Об этом написала “Комсомольская правда”, и еще несколько дней ходили слухи, что военные репетировали государственный переворот. В Верховном Совете выступил Ельцин: “Нас пытаются убедить, что это были мирные маневры перед ноябрьским парадом. В этом есть большие сомнения”. Разумеется, представитель Министерства обороны сказал, что это были даже и не маневры: солдаты просто помогали убирать урожай картофеля. “Комсомольская правда” поинтересовалась, зачем при уборке картофеля солдатам понадобились автоматы Калашникова и бронежилеты.
К тому времени я уже не одну ночь просидел на московских кухнях, выслушивая мрачные прогнозы то одного своего русского друга, то другого. Каждый шаг в сомнительную сторону, каждое затруднение трактовались как часть большого и преступного заговора. Я чувствовал себя Эрлом Уорреном[130] среди авторов версий убийства Кеннеди. Но довольно долго я не мог осознать, что наличие паранойи у московского жителя не исключает и наличие заговора. Не быть параноиком в тоталитарном государстве или хотя бы пессимистом уже само по себе смахивало на безумие. Неужели в этой вывернутой наизнанку стране Оз хоть когда-нибудь намечались перемены к лучшему?

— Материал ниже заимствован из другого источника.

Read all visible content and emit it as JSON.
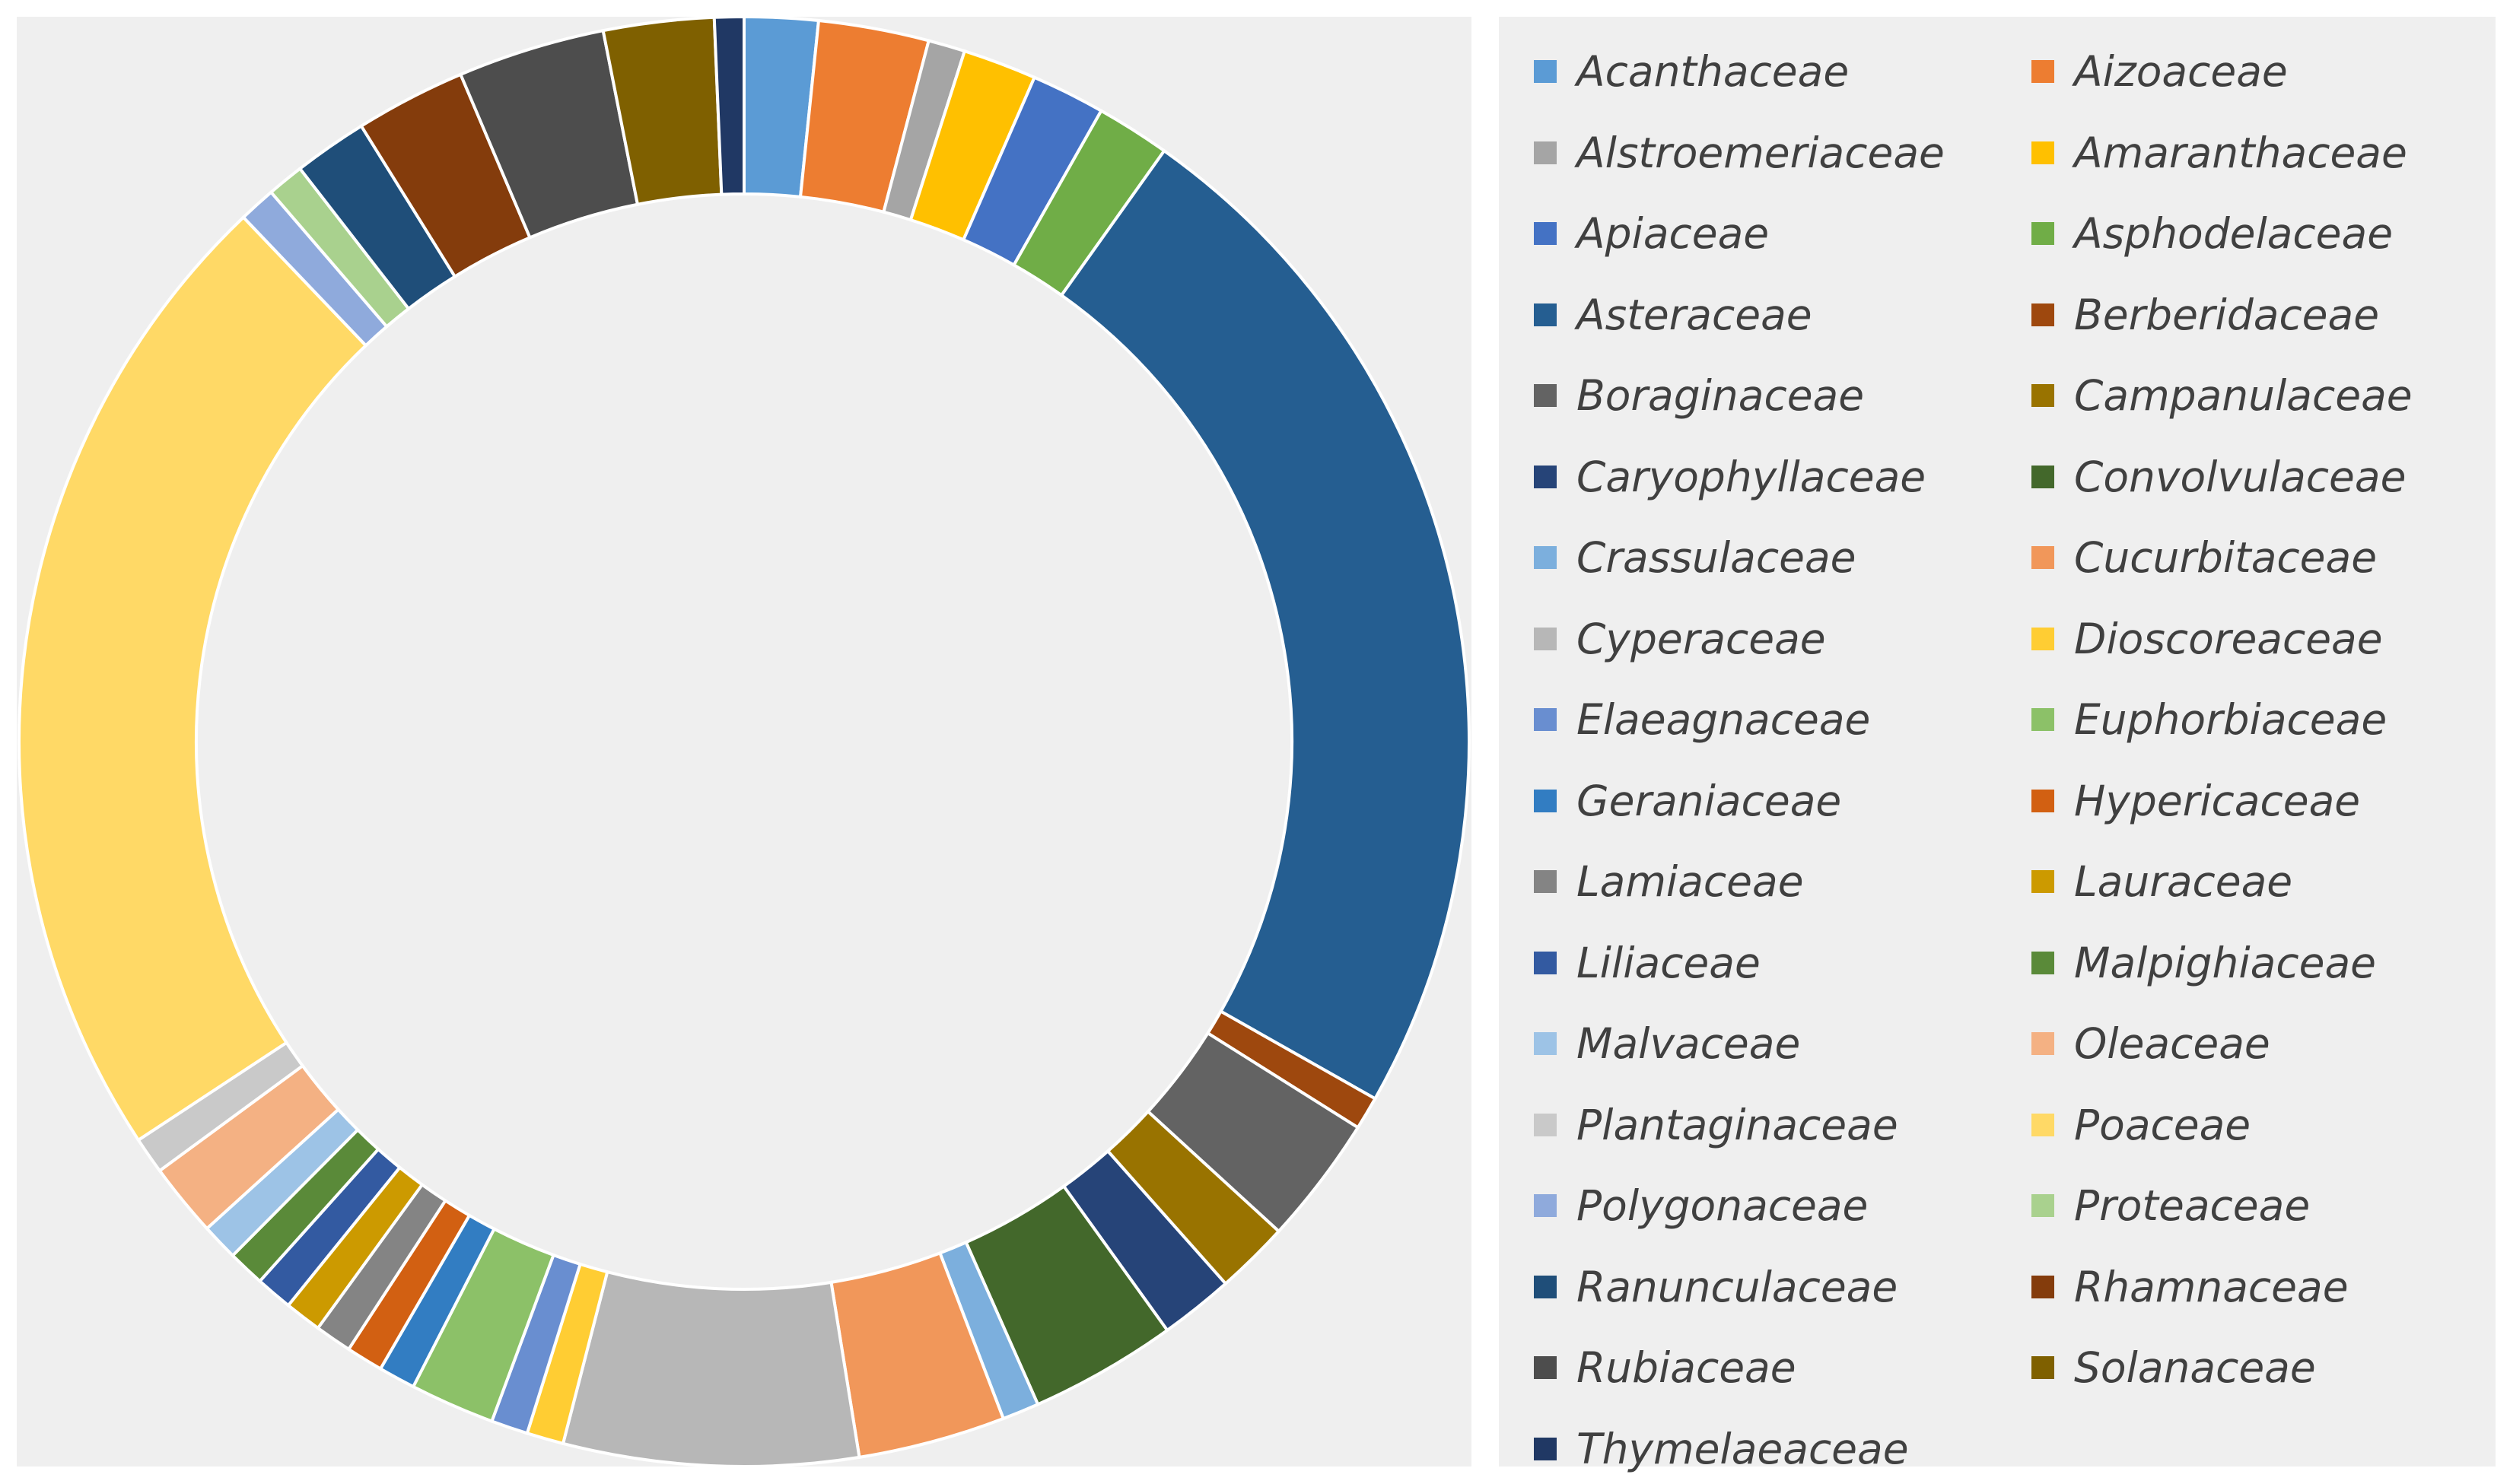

Как довольно скоро выяснилось — сначала в Вильнюсе и Риге, потом в Москве — заговор действительно существовал, и в самом неприкрытом, самом откровенном виде. Война консерваторов за власть началась с небольших, но действенных актов устрашения. Может быть, мы никогда не узнаем, кто убил Александра Меня… но можно было строить догадки. Может быть, мы никогда не узнаем, зачем поднимали по тревоге рязанские войска… но и тут можно было строить догадки.

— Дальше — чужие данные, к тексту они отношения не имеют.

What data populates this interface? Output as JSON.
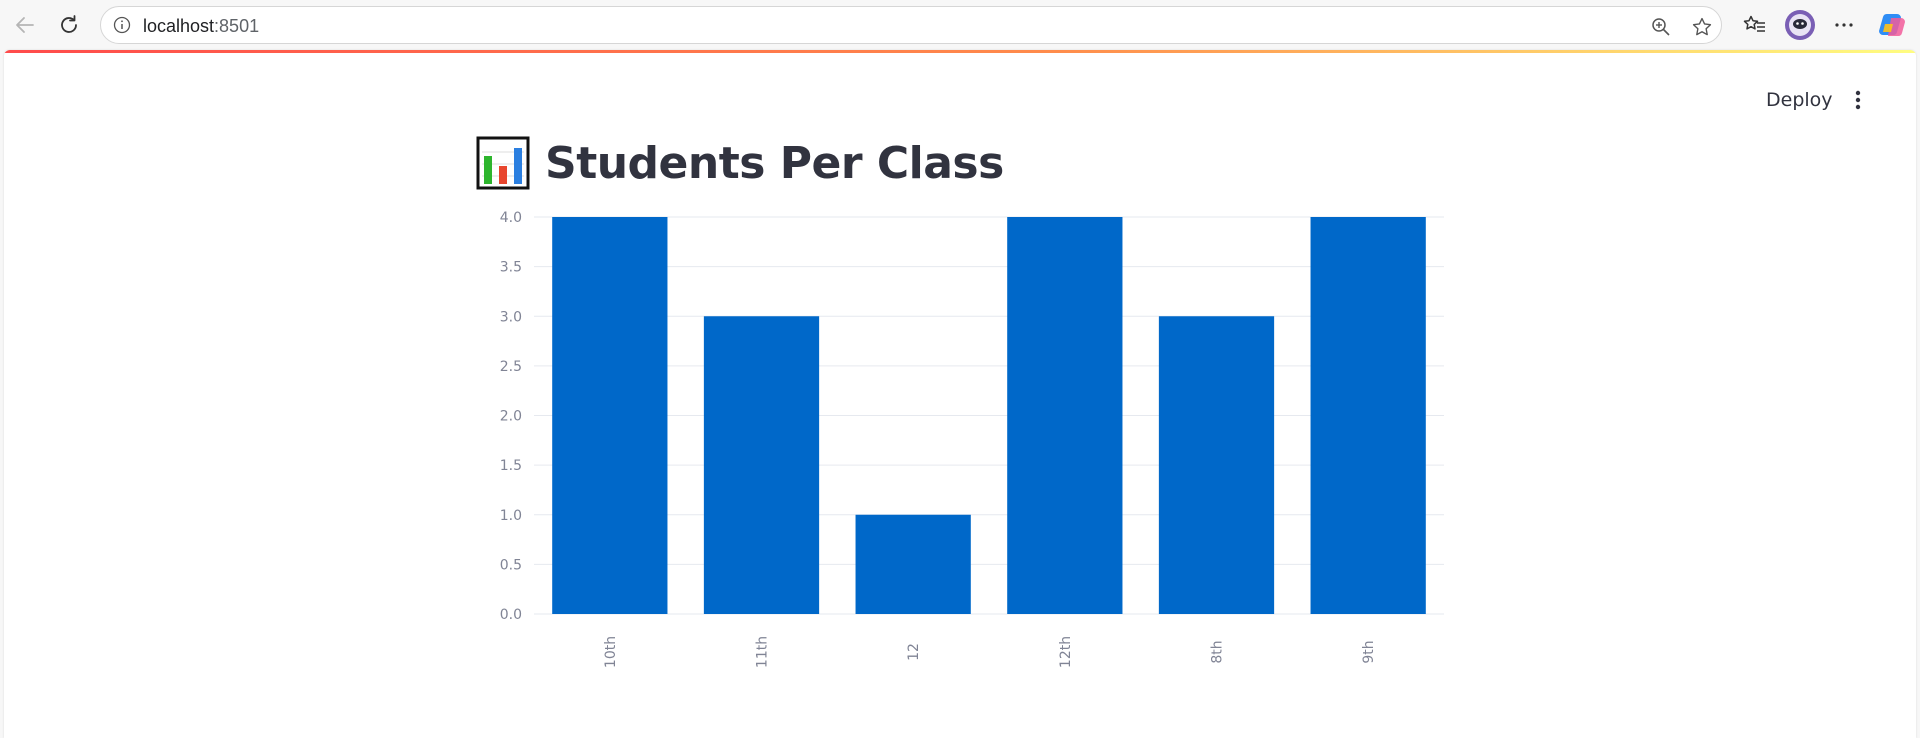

В это странное время догадки открыто обсуждались и в прессе. Разговоры о политике из кухонь и тесных дружеских кружков вышли в открытые пространства. Через неделю после рязанской “репетиции” известный публицист Андрей Нуйкин напечатал в “Московских новостях” статью “Военный переворот”. Он рассказал о своем разговоре с начальником группы быстрого реагирования “Щит”. Тот сообщил, что “у командования вооруженных сил давно есть четкий план взятия под контроль ситуации в стране”. Как писал Нуйкин, план был такой: начать переворот, например, на Дальнем Востоке: захватить там телеканалы и редакции газет, “нейтрализовав” иностранных журналистов, чтобы те не смогли передавать информацию за границу. Человек из “Щита” сказал, что в качестве причины для применения чрезвычайных мер будет названо не противодействие горбачевским реформам, а этническая напряженность в СССР, экономический кризис и угроза социалистическому строю. Нуйкин добавлял, что у него нет доказательств того, что военные действительно планируют подобный переворот, но что либералам стоит “задуматься об ответных мерах”.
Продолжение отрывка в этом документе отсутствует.